To associate entities together in a different pattern – say to provide calculations, references, formulas, validations and other complex relational operations – requires another layer. Adding a powerful rules system produces a multi-layered complex network of related entities which allows for automated behavior and verification of its content and data.
These documents often have relationships to other documents, time periods, reporting requirements, or associated business units. By extending the rule graph further, separate documents can be connected, aggregated, and validated across the entire organization with strong guarantees, measurable analytics, and observable data flows.
Layering all three of these systems together – outline, rules graph and user-entered data – an incredibly powerful complex and structured document is possible.
The output can further be tailored to the audience, often with a combination of a human-readable format, such as a PDF, and machine-readable deliverable in industry-specific formats such as XML, XBRL, or proprietary schema.
Practical Application – NAIC Reporting
Gain Compliance has built an extensible platform to support complex and structured business reporting. The company has leveraged its proximity to Iowa’s insurance industry to design and build the first customer-facing solutions for its technology platform around the reporting challenges faced by carriers for their regulatory financial filings.
Insurance, in addition to being one of the largest segments of the U.S. economy, is also one of the most highly regulated. Among the myriad requirements faced by carriers, the Statutory Financial Reports filed through the NAIC (National Association of Insurance Commissioners) fit squarely into the highly structured + highly complex classification within the matrix as:
The audience is external: these reports are consumed by insurance regulators to assess the health and practices of carriers.
- The filings are not only unique to the industry, but there are also variable reporting requirements based on factors such as company type (i.e. line of business), geography (i.e. states where operating), and internal operations (i.e. investments owned, pension obligations, financing structure, corporate structure, and types of liabilities).
- The format is heavily structured; it includes a mixture of rich text, diagrams, and numerical values which must conform to a complex and regimented data model to enforce consistency.
- The output is a proprietary format which is designed and maintained by the NAIC for programmatic analysis.

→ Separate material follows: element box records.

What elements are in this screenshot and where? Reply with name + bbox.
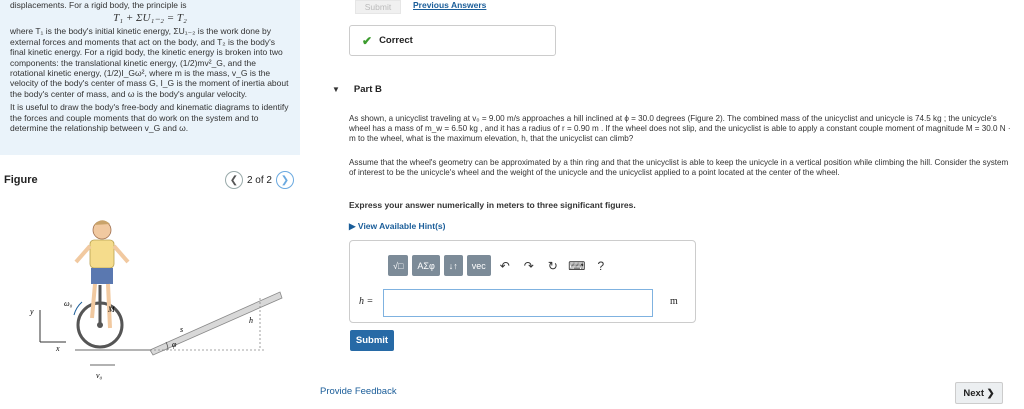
intro-paragraph: where T₁ is the body's initial kinetic e…	[10, 26, 289, 99]
next-button[interactable]: Next ❯	[955, 382, 1003, 404]
rider-arm-right	[112, 244, 130, 264]
label-M: M	[107, 305, 116, 314]
answer-unit: m	[670, 296, 678, 307]
answer-input[interactable]	[383, 289, 653, 317]
arrows-button[interactable]: ↓↑	[443, 255, 463, 276]
collapse-triangle-icon[interactable]: ▼	[332, 85, 340, 94]
vec-button[interactable]: vec	[466, 255, 491, 276]
answer-label: h =	[359, 296, 374, 307]
previous-answers-link[interactable]: Previous Answers	[413, 0, 486, 10]
reset-icon[interactable]: ↻	[543, 255, 563, 276]
figure-pager: ❮ 2 of 2 ❯	[224, 171, 294, 189]
label-v0: v₀	[96, 371, 103, 380]
chevron-right-icon[interactable]: ❯	[276, 171, 294, 189]
chevron-left-icon[interactable]: ❮	[224, 171, 243, 189]
incline-ramp	[149, 291, 283, 356]
question-text: As shown, a unicyclist traveling at v₀ =…	[349, 114, 1011, 143]
math-toolbar: √□ ΑΣφ ↓↑ vec ↶ ↷ ↻ ⌨ ?	[388, 255, 611, 276]
label-s: s	[180, 325, 183, 334]
figure-label: Figure	[4, 174, 38, 186]
hint-label: View Available Hint(s)	[357, 221, 446, 231]
figure-page: 2 of 2	[246, 174, 272, 186]
label-h: h	[249, 316, 253, 325]
greek-button[interactable]: ΑΣφ	[412, 255, 440, 276]
help-icon[interactable]: ?	[591, 255, 611, 276]
hint-triangle-icon: ▶	[349, 221, 356, 231]
answer-panel: √□ ΑΣφ ↓↑ vec ↶ ↷ ↻ ⌨ ? h =	[349, 240, 696, 323]
energy-equation: T₁ + ΣU₁₋₂ = T₂	[113, 12, 187, 25]
templates-button[interactable]: √□	[388, 255, 409, 276]
rider-shorts	[91, 268, 113, 284]
label-y: y	[29, 307, 34, 316]
submit-button-disabled: Submit	[355, 0, 401, 14]
assumption-text: Assume that the wheel's geometry can be …	[349, 158, 1009, 177]
rider-leg-left	[90, 283, 97, 319]
label-omega: ω₀	[64, 299, 73, 308]
checkmark-icon: ✔	[362, 33, 373, 48]
figure-header: Figure ❮ 2 of 2 ❯	[0, 168, 300, 194]
provide-feedback-link[interactable]: Provide Feedback	[320, 386, 397, 397]
rider-arm-left	[74, 244, 92, 264]
part-title: Part B	[353, 84, 382, 95]
intro-paragraph-2: It is useful to draw the body's free-bod…	[10, 102, 289, 134]
intro-line: displacements. For a rigid body, the pri…	[10, 0, 187, 10]
hint-toggle[interactable]: ▶ View Available Hint(s)	[349, 221, 445, 232]
status-correct: ✔ Correct	[349, 25, 556, 56]
label-phi: φ	[172, 340, 177, 349]
main-content: Submit Previous Answers ✔ Correct ▼ Part…	[315, 0, 1024, 409]
intro-text: displacements. For a rigid body, the pri…	[0, 0, 300, 155]
label-x: x	[55, 344, 60, 353]
status-text: Correct	[379, 35, 413, 46]
instruction-text: Express your answer numerically in meter…	[349, 200, 636, 210]
undo-icon[interactable]: ↶	[495, 255, 515, 276]
keyboard-icon[interactable]: ⌨	[567, 255, 587, 276]
rider-torso	[89, 239, 115, 269]
redo-icon[interactable]: ↷	[519, 255, 539, 276]
unicycle-figure: y x ω₀ M s h φ v₀	[29, 220, 283, 380]
part-header[interactable]: ▼ Part B	[332, 84, 382, 95]
left-panel: displacements. For a rigid body, the pri…	[0, 0, 300, 409]
submit-button[interactable]: Submit	[350, 330, 394, 351]
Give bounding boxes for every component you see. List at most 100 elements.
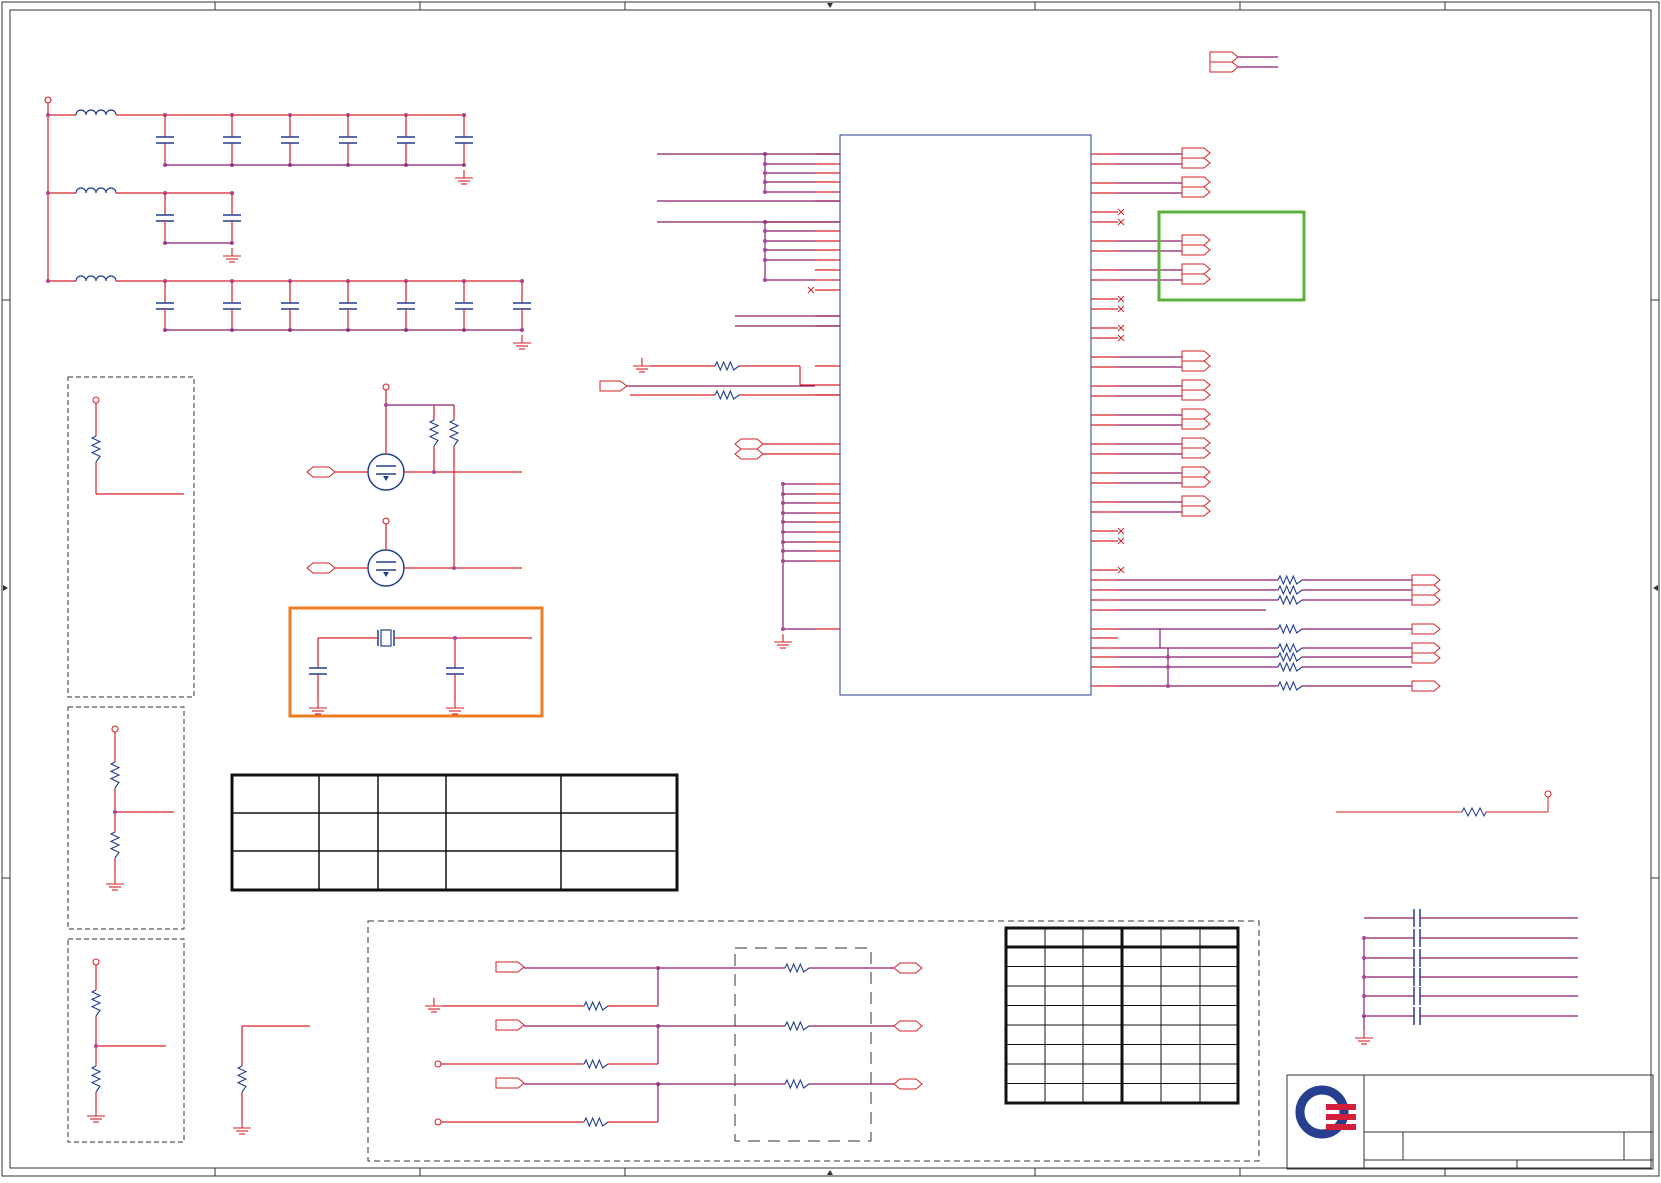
inductor bbox=[75, 275, 117, 282]
junction-dot bbox=[781, 511, 785, 515]
capacitor bbox=[1413, 949, 1421, 967]
option-sub-block bbox=[734, 947, 872, 1142]
capacitor bbox=[397, 302, 415, 310]
net-port bbox=[1411, 584, 1441, 596]
net-port bbox=[1209, 61, 1239, 73]
mosfet bbox=[367, 453, 405, 491]
resistor bbox=[1277, 642, 1303, 654]
resistor bbox=[784, 1078, 810, 1090]
resistor bbox=[784, 1020, 810, 1032]
junction-dot bbox=[763, 171, 767, 175]
schematic-canvas bbox=[1, 1, 1660, 1177]
schematic-sheet bbox=[0, 0, 1661, 1178]
option-resistors bbox=[425, 961, 923, 1128]
junction-dot bbox=[763, 162, 767, 166]
junction-dot bbox=[781, 501, 785, 505]
net-port bbox=[1181, 147, 1211, 159]
net-port bbox=[1411, 680, 1441, 692]
ground-symbol bbox=[774, 634, 792, 649]
ground-symbol bbox=[223, 248, 241, 263]
junction-dot bbox=[763, 258, 767, 262]
net-port-bidir bbox=[734, 448, 764, 460]
resistor bbox=[109, 761, 121, 789]
junction-dot bbox=[113, 810, 117, 814]
junction-dot bbox=[453, 636, 457, 640]
junction-dot bbox=[1362, 956, 1366, 960]
capacitor bbox=[513, 302, 531, 310]
net-port bbox=[1181, 379, 1211, 391]
resistor bbox=[90, 1065, 102, 1093]
net-port bbox=[1181, 244, 1211, 256]
resistor bbox=[583, 1000, 609, 1012]
junction-dot bbox=[46, 279, 50, 283]
ground-symbol bbox=[513, 335, 531, 350]
power-port bbox=[382, 517, 390, 525]
capacitor bbox=[1413, 929, 1421, 947]
power-port bbox=[92, 958, 100, 966]
ground-symbol bbox=[425, 998, 443, 1013]
power-port bbox=[434, 1118, 442, 1126]
resistor bbox=[1277, 661, 1303, 673]
junction-dot bbox=[452, 566, 456, 570]
junction-dot bbox=[763, 278, 767, 282]
junction-dot bbox=[46, 191, 50, 195]
junction-dot bbox=[432, 470, 436, 474]
junction-dot bbox=[781, 520, 785, 524]
resistor bbox=[428, 419, 440, 447]
junction-dot bbox=[781, 549, 785, 553]
right-capacitor-bank bbox=[1355, 909, 1578, 1045]
net-port bbox=[1181, 234, 1211, 246]
junction-dot bbox=[1166, 684, 1170, 688]
net-port bbox=[1181, 186, 1211, 198]
net-port bbox=[1181, 263, 1211, 275]
strap-resistors bbox=[87, 396, 310, 1135]
resistor bbox=[1277, 594, 1303, 606]
junction-dot bbox=[763, 180, 767, 184]
config-table bbox=[230, 773, 679, 892]
crystal-oscillator-circuit bbox=[309, 629, 532, 715]
mosfet-level-shifter bbox=[306, 383, 522, 587]
capacitor bbox=[223, 214, 241, 222]
power-port bbox=[44, 96, 52, 104]
net-port bbox=[1181, 418, 1211, 430]
capacitor bbox=[1413, 909, 1421, 927]
main-ic-pins bbox=[599, 51, 1441, 692]
ground-symbol bbox=[87, 1108, 105, 1123]
ground-symbol bbox=[455, 170, 473, 185]
resistor bbox=[1277, 623, 1303, 635]
ground-symbol bbox=[309, 700, 327, 715]
power-port bbox=[382, 383, 390, 391]
net-port-bidir bbox=[893, 1078, 923, 1090]
capacitor bbox=[156, 136, 174, 144]
junction-dot bbox=[781, 559, 785, 563]
net-port bbox=[1411, 574, 1441, 586]
capacitor bbox=[339, 136, 357, 144]
net-port bbox=[1411, 652, 1441, 664]
company-logo-icon bbox=[1295, 1085, 1356, 1139]
net-port bbox=[1411, 642, 1441, 654]
capacitor bbox=[446, 667, 464, 675]
pullup-resistor-right bbox=[1336, 790, 1552, 818]
net-port bbox=[1411, 623, 1441, 635]
orange-highlight-box bbox=[288, 606, 544, 718]
net-port bbox=[1181, 360, 1211, 372]
net-port bbox=[1181, 350, 1211, 362]
mosfet-diode bbox=[383, 476, 389, 481]
resistor bbox=[583, 1058, 609, 1070]
resistor bbox=[1277, 574, 1303, 586]
net-port bbox=[1181, 495, 1211, 507]
resistor bbox=[714, 360, 740, 372]
capacitor bbox=[455, 136, 473, 144]
border-center-arrows bbox=[3, 3, 1658, 1175]
capacitor bbox=[156, 214, 174, 222]
capacitor bbox=[223, 136, 241, 144]
capacitor bbox=[281, 136, 299, 144]
strap-block-3 bbox=[67, 938, 185, 1143]
junction-dot bbox=[384, 403, 388, 407]
junction-dot bbox=[781, 540, 785, 544]
capacitor bbox=[1413, 1007, 1421, 1025]
ground-symbol bbox=[446, 700, 464, 715]
resistor bbox=[1277, 680, 1303, 692]
option-block bbox=[367, 920, 1260, 1162]
junction-dot bbox=[94, 1044, 98, 1048]
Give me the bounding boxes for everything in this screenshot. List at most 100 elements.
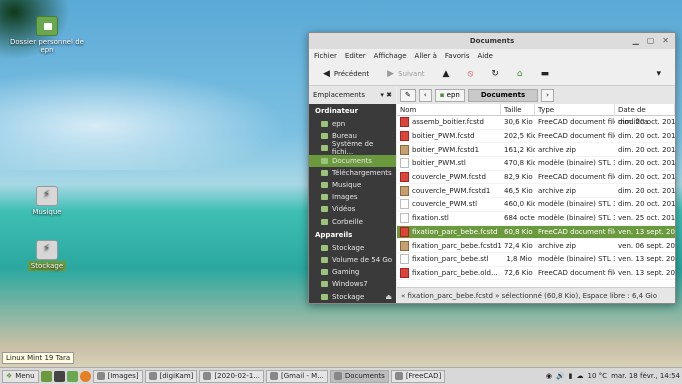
file-row[interactable]: fixation.stl 684 octetsmodèle (binaire) S… <box>397 212 675 226</box>
file-row[interactable]: fixation_parc_bebe.fcstd1 72,4 Kio archive… <box>397 239 675 253</box>
column-date[interactable]: Date de modifica <box>615 104 675 126</box>
path-next-button[interactable]: › <box>541 88 554 102</box>
sidebar-item-volume[interactable]: Volume de 54 Go <box>309 254 396 266</box>
arrow-up-icon: ▲ <box>442 68 450 79</box>
file-date: dim. 20 oct. 2019 <box>618 159 675 168</box>
task-button[interactable]: [Images] <box>92 369 143 383</box>
task-button[interactable]: [FreeCAD] <box>390 369 446 383</box>
back-label: Précédent <box>333 69 370 78</box>
app-icon <box>203 372 212 380</box>
volume-icon[interactable]: 🔊 <box>556 372 565 380</box>
sidebar-item-epn[interactable]: epn <box>309 118 396 130</box>
computer-button[interactable]: ▬ <box>535 69 556 79</box>
menu-aide[interactable]: Aide <box>478 52 493 60</box>
desktop-icon-stockage[interactable]: Stockage <box>8 240 86 271</box>
chevron-down-icon[interactable]: ▾ ✖ <box>380 91 392 99</box>
sidebar-item-label: Images <box>332 193 358 202</box>
path-crumb-epn[interactable]: ▪ epn <box>434 88 465 102</box>
firefox-icon[interactable] <box>79 370 91 382</box>
window-title: Documents <box>469 37 515 45</box>
sidebar-item-videos[interactable]: Vidéos <box>309 203 396 215</box>
weather-temp[interactable]: 10 °C <box>588 372 608 380</box>
eject-icon[interactable]: ⏏ <box>385 293 396 301</box>
column-type[interactable]: Type <box>535 104 615 115</box>
file-doc-icon <box>400 213 409 224</box>
file-row[interactable]: boitier_PWM.fcstd1 161,2 Kio archive zip di… <box>397 143 675 158</box>
battery-icon[interactable]: ▮ <box>569 372 573 380</box>
sidebar-item-filesystem[interactable]: Système de fichi... <box>309 140 396 156</box>
window-titlebar[interactable]: Documents ▁ ▢ ✕ <box>309 33 675 49</box>
sidebar-section-title: Ordinateur <box>315 107 359 115</box>
file-row[interactable]: fixation_parc_bebe.old... 72,6 Kio FreeCAD… <box>397 267 675 281</box>
path-prev-button[interactable]: ‹ <box>418 88 432 102</box>
weather-icon[interactable]: ☁ <box>577 372 584 380</box>
mint-logo-icon: ❖ <box>6 372 13 380</box>
path-crumb-documents[interactable]: Documents <box>467 88 539 102</box>
up-button[interactable]: ▲ <box>437 69 456 79</box>
menu-fichier[interactable]: Fichier <box>314 52 337 60</box>
show-desktop-icon[interactable] <box>40 370 52 382</box>
minimize-icon[interactable]: ▁ <box>633 33 639 49</box>
sidebar-item-label: Stockage <box>332 292 365 301</box>
forward-button[interactable]: ▶ Suivant <box>381 69 430 79</box>
sidebar-item-gaming[interactable]: Gaming <box>309 266 396 278</box>
sidebar-item-telechargements[interactable]: Téléchargements <box>309 167 396 179</box>
file-name: fixation_parc_bebe.fcstd1 <box>412 241 501 250</box>
task-button[interactable]: Documents <box>329 369 389 383</box>
clock[interactable]: mar. 18 févr., 14:54 <box>611 372 680 380</box>
file-row[interactable]: boitier_PWM.stl 470,8 Kio modèle (binaire)… <box>397 157 675 171</box>
sidebar-item-label: Windows7 <box>332 280 368 289</box>
network-icon[interactable]: ◉ <box>546 372 552 380</box>
file-row[interactable]: couvercle_PWM.fcstd 82,9 Kio FreeCAD docum… <box>397 171 675 185</box>
folder-icon <box>321 194 328 201</box>
sidebar-item-images[interactable]: Images <box>309 191 396 203</box>
back-button[interactable]: ◀ Précédent <box>317 69 375 79</box>
folder-icon <box>321 133 328 140</box>
file-row[interactable]: couvercle_PWM.stl 460,0 Kio modèle (binair… <box>397 198 675 212</box>
task-button[interactable]: [Gmail - M... <box>266 369 328 383</box>
desktop-icon-musique[interactable]: Musique <box>8 186 86 216</box>
sidebar-item-windows7[interactable]: Windows7 <box>309 278 396 290</box>
files-icon[interactable] <box>66 370 78 382</box>
file-row[interactable]: boitier_PWM.fcstd 202,5 Kio FreeCAD docume… <box>397 130 675 144</box>
task-button[interactable]: [digiKam] <box>144 369 198 383</box>
taskbar: ❖ Menu [Images] [digiKam] [2020-02-1... [Gm… <box>0 367 682 384</box>
app-icon <box>333 372 342 380</box>
sidebar-item-stockage-2[interactable]: Stockage ⏏ <box>309 290 396 302</box>
terminal-icon[interactable] <box>53 370 65 382</box>
task-button[interactable]: [2020-02-1... <box>199 369 265 383</box>
app-icon <box>96 372 105 380</box>
file-row[interactable]: couvercle_PWM.fcstd1 46,5 Kio archive zip d… <box>397 184 675 199</box>
menu-editer[interactable]: Editer <box>345 52 366 60</box>
menu-favoris[interactable]: Favoris <box>445 52 470 60</box>
reload-button[interactable]: ↻ <box>485 69 505 79</box>
maximize-icon[interactable]: ▢ <box>647 33 655 49</box>
column-nom[interactable]: Nom <box>397 104 501 115</box>
drive-icon <box>321 269 328 276</box>
menu-aller[interactable]: Aller à <box>415 52 437 60</box>
usb-drive-icon <box>36 240 58 260</box>
menu-affichage[interactable]: Affichage <box>374 52 407 60</box>
stop-button[interactable]: ⦸ <box>461 69 479 79</box>
file-name: boitier_PWM.stl <box>412 159 466 168</box>
toolbar-more-button[interactable]: ▾ <box>650 69 667 79</box>
file-row[interactable]: assemb_boitier.fcstd 30,6 Kio FreeCAD docu… <box>397 116 675 130</box>
toggle-location-button[interactable]: ✎ <box>400 88 416 102</box>
column-taille[interactable]: Taille <box>501 104 535 115</box>
menu-button[interactable]: ❖ Menu <box>2 369 39 383</box>
file-row[interactable]: fixation_parc_bebe.fcstd 60,8 Kio FreeCAD … <box>397 225 675 240</box>
file-row[interactable]: fixation_parc_bebe.stl 1,8 Mio modèle (bin… <box>397 253 675 267</box>
sidebar-header[interactable]: Emplacements ▾ ✖ <box>309 86 396 104</box>
close-icon[interactable]: ✕ <box>662 33 669 49</box>
stop-icon: ⦸ <box>467 68 474 79</box>
sidebar-item-musique[interactable]: Musique <box>309 179 396 191</box>
sidebar: Emplacements ▾ ✖ Ordinateur epn Bureau S… <box>309 86 396 303</box>
drive-icon <box>321 281 328 288</box>
file-size: 30,6 Kio <box>504 118 533 127</box>
file-name: couvercle_PWM.stl <box>412 200 478 209</box>
desktop-icon-label: Stockage <box>27 261 67 271</box>
home-button[interactable]: ⌂ <box>511 69 529 79</box>
sidebar-item-corbeille[interactable]: Corbeille <box>309 216 396 228</box>
sidebar-item-stockage[interactable]: Stockage <box>309 242 396 254</box>
desktop-icon-home[interactable]: Dossier personnel de epn <box>8 16 86 54</box>
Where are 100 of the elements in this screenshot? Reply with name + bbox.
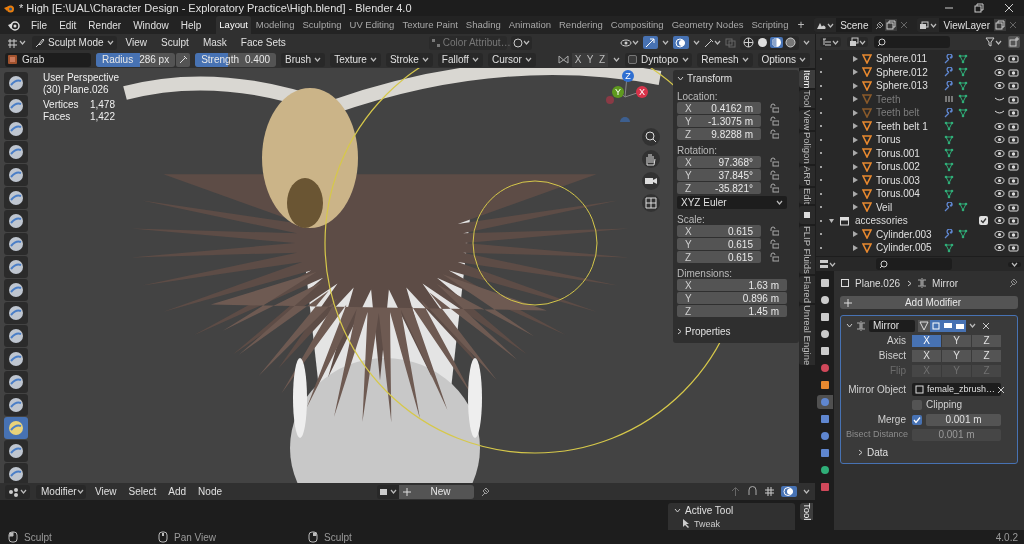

This set of structured reports utilizes approximately three dozen rigidly-structured formats to create an interconnected set of filings; not only does the data roll-forward from period to period to facilitate historical comparisons, but data are also re-used on related reports within the same time period. Accordingly, there is a strong network effect for the data: the reporting platform becomes more valuable as data are repurposed both across reporting periods as well as in other filings.
Gain introduced its first support for a portion of NAIC filing library in the first quarter of 2018, has rolled out additional support continuously since that time, currently supports hundreds of carrier filings each quarter, and is finalizing 100% use case coverage in mid-2021.
Financial and regulatory reporting comes in a wide variety of formats, complexity, and consumers. Currently, no software solution adequately addresses the challenges of documents with complicated layouts and heavily-prescribed formats; reporting teams are stuck with point solutions with limited functionality that solve only a portion of their needs. Gain Compliance’s success demonstrates that a platform that is both flexible and extensible significantly improves outcomes in data quality, efficiency, and compliance for reporting teams.